Until the morning of April 23 this year, Jill Dando could have been held up as an antidote to this messy, compromised, disastrous version of fame. Her celebrity, through again television work, seemed, benign, sensible and under control, seeping minimally into private lives, part of the deal for a popular presenter who slipped comfortably into the middle market and coped uncomplainingly with the stresses and strains imposed by a career in the public eye.

After her doorstep assassination in Fulham, west London, the phrase that appeared to sum her up best was "ordinary but extraordinary", even though the words are an uncomfortable reminder that the most extraordinary thing about Ms Dando proved to be the manner of her death.

The murder seemed inexplicable and, to date, remains unsolved. The exhaustive police investigations ruled out the possibility of her having been killed by someone linked to her personal life, and so the conclusion is the one that initially presented itself - that her death was provoked in some way by her fame. While this is not the first time that a famous person had provoked the attention of a fanatic to such an intense and disturbed degree, it was the first time that murder becamethe fate of such an innocuous, uncontroversial presence. What was considered valuable in the "saleable commodity" of her personality was her ability to make a connection with people which was "truly genuine".

Except that of course it was not. Ms Dando may have had a special talent for projecting her likeable and unassuming self into the nation's living rooms, but the connection, despite the transparent honesty of the transaction on its own terms, was an unreal one.

It now seems reasonable to assume that for somebody the virtuality of the relationship was fatally misconstrued. Perhaps somebody who "felt they knew" this person, also felt that this was a reciprocal relationship of a kind that could not exist. Somebody felt let down by her - because she was engaged to be married, because she had appeared in photographs dressed in leather, because of some other as-yet-unspeculated-about failure to behave as Somebody demanded.

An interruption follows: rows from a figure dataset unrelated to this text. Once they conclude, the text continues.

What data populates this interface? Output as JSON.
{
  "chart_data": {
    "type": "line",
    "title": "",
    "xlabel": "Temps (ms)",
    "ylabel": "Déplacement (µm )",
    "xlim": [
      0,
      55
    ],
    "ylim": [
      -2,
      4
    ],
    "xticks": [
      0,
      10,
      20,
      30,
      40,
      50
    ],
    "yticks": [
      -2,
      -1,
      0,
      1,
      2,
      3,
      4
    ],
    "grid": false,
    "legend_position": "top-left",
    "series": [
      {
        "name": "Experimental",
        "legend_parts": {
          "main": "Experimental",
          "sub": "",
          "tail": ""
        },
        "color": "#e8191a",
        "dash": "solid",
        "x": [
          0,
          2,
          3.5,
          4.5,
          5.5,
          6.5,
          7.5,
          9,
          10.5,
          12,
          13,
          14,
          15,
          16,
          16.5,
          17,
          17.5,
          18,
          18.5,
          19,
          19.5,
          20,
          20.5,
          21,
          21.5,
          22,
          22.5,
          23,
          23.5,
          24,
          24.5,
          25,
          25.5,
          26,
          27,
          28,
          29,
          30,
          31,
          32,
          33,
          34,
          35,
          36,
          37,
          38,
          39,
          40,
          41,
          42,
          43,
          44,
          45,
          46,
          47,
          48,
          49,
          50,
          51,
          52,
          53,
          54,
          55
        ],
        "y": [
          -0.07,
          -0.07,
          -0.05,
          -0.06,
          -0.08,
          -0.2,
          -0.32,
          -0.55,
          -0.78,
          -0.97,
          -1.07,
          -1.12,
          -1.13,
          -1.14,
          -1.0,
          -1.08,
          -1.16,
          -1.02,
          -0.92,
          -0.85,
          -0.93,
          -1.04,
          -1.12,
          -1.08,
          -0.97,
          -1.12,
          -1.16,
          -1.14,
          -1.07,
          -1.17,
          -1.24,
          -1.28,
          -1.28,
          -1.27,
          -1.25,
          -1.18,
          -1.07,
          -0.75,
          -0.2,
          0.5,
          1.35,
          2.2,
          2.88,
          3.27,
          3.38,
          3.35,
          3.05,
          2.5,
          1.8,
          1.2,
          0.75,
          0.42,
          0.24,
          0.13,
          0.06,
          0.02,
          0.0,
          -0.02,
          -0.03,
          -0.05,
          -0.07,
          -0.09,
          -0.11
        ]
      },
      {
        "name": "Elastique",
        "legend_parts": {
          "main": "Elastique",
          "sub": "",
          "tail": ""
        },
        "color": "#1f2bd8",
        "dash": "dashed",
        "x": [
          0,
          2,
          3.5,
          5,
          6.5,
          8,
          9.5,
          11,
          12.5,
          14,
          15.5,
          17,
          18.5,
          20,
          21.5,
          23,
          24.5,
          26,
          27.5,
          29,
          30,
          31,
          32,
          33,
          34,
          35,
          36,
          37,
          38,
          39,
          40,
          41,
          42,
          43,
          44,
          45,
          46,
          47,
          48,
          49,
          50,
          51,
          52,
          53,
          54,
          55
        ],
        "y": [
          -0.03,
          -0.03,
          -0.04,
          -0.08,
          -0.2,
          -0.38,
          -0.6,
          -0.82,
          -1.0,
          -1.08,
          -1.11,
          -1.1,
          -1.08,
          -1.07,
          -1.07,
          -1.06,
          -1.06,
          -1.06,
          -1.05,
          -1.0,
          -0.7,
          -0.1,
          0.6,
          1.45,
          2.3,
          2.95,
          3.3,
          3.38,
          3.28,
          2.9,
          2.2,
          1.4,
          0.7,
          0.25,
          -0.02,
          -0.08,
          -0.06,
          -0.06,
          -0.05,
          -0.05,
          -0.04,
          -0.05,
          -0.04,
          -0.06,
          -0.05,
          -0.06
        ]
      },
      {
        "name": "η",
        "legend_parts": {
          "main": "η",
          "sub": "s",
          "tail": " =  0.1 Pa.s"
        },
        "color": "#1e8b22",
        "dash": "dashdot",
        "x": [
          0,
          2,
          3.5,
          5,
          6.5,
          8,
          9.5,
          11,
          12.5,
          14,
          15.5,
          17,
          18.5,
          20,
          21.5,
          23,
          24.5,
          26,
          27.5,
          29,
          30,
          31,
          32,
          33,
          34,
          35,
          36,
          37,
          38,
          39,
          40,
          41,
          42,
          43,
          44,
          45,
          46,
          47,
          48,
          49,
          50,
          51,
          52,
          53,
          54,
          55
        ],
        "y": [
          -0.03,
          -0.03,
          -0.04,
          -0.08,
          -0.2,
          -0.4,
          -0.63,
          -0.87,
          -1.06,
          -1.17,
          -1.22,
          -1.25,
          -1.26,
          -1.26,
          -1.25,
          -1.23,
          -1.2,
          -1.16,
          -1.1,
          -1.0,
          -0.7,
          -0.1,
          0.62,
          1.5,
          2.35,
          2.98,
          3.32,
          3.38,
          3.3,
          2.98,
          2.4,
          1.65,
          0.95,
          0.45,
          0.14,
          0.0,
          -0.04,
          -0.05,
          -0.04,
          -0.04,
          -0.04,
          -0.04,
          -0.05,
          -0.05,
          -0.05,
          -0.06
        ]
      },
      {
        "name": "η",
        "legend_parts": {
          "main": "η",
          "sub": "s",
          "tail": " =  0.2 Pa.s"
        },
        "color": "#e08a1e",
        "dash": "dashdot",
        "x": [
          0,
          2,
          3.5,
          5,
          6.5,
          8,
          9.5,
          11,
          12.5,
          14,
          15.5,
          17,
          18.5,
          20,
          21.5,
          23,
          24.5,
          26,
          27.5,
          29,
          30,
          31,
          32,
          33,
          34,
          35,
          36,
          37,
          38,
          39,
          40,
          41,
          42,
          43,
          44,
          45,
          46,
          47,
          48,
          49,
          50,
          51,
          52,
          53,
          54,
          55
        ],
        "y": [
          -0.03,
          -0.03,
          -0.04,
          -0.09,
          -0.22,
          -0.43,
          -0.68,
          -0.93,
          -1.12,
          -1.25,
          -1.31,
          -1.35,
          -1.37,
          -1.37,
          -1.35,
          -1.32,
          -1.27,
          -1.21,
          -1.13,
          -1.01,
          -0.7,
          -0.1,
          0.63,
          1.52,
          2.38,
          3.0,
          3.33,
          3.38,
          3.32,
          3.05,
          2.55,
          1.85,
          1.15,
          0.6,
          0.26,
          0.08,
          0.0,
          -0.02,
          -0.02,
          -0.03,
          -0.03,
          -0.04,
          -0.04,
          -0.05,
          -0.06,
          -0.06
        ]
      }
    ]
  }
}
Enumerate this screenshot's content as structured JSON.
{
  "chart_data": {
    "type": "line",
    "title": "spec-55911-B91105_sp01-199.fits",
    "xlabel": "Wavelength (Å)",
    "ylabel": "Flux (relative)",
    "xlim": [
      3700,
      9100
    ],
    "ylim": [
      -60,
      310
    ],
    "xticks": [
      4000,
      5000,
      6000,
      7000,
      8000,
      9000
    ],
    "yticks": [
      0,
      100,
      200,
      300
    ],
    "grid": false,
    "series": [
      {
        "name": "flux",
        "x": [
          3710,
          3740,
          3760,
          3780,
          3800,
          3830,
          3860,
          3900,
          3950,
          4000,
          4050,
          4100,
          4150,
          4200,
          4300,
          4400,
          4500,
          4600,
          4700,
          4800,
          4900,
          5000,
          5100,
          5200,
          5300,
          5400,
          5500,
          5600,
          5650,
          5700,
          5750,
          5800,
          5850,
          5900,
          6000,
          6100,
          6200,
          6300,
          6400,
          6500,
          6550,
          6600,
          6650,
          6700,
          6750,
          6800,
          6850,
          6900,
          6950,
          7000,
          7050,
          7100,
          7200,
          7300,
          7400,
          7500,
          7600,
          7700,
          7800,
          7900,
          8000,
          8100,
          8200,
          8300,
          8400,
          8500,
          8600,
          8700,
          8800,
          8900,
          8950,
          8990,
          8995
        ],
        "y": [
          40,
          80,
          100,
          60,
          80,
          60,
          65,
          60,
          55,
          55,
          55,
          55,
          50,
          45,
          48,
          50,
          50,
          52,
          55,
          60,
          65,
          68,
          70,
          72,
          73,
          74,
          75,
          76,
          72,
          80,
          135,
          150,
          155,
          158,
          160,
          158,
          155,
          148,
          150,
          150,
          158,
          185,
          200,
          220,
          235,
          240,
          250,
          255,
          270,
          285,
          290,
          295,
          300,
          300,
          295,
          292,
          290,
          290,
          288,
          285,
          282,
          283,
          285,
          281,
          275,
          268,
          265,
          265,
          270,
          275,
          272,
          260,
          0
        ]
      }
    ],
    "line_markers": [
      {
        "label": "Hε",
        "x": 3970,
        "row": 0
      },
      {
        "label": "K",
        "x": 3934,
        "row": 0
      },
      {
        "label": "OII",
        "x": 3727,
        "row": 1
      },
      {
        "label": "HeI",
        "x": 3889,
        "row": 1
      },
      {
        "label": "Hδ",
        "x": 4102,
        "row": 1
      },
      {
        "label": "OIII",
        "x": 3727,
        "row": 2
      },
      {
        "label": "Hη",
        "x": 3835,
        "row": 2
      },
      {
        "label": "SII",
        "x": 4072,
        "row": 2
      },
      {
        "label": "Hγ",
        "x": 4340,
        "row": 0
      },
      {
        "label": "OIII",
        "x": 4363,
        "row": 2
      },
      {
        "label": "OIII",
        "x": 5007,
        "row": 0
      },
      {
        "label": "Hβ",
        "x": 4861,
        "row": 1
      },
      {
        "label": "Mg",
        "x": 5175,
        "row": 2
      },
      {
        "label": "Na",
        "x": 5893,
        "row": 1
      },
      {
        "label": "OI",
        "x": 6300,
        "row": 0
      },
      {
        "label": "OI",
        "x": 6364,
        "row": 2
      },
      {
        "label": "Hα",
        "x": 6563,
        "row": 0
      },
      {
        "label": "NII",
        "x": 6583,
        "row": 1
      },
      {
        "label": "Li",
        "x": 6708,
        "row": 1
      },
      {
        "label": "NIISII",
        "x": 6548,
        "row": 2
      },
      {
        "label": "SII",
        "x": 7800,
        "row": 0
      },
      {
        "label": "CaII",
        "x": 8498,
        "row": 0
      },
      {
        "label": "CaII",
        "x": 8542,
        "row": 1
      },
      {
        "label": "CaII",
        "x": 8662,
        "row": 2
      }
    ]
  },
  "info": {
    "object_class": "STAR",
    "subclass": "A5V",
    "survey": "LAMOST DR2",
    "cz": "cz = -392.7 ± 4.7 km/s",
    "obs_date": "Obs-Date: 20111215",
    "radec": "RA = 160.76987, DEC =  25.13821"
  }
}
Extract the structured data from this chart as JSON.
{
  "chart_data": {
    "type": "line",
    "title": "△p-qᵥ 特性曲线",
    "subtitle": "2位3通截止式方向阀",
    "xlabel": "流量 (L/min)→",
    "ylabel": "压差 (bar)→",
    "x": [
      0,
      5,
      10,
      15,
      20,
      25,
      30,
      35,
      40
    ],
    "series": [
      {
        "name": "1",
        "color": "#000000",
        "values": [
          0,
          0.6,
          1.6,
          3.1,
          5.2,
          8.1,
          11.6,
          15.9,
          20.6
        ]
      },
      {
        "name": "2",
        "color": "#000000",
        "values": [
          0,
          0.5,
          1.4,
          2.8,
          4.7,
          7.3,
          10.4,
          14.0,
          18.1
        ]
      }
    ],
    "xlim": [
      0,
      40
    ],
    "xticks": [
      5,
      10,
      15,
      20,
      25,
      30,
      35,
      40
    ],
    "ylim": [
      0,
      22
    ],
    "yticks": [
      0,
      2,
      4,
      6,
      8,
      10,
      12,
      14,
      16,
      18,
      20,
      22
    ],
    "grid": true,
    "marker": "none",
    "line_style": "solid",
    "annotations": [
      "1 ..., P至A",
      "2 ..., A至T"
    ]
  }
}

It is also safe to assume that that Somebody is suffering from psychosis and that no general conclusions about the behaviour of an entire culture can be drawn from the actions of Somebody. Except that a blameless young woman is dead and gone now, sacrificed on the altar of celebrity.

But while we may have mourned this woman, our need for new hero-victims appears unabated and the price we expect those we worship to pay for their privilege, seems destined to continue to rise.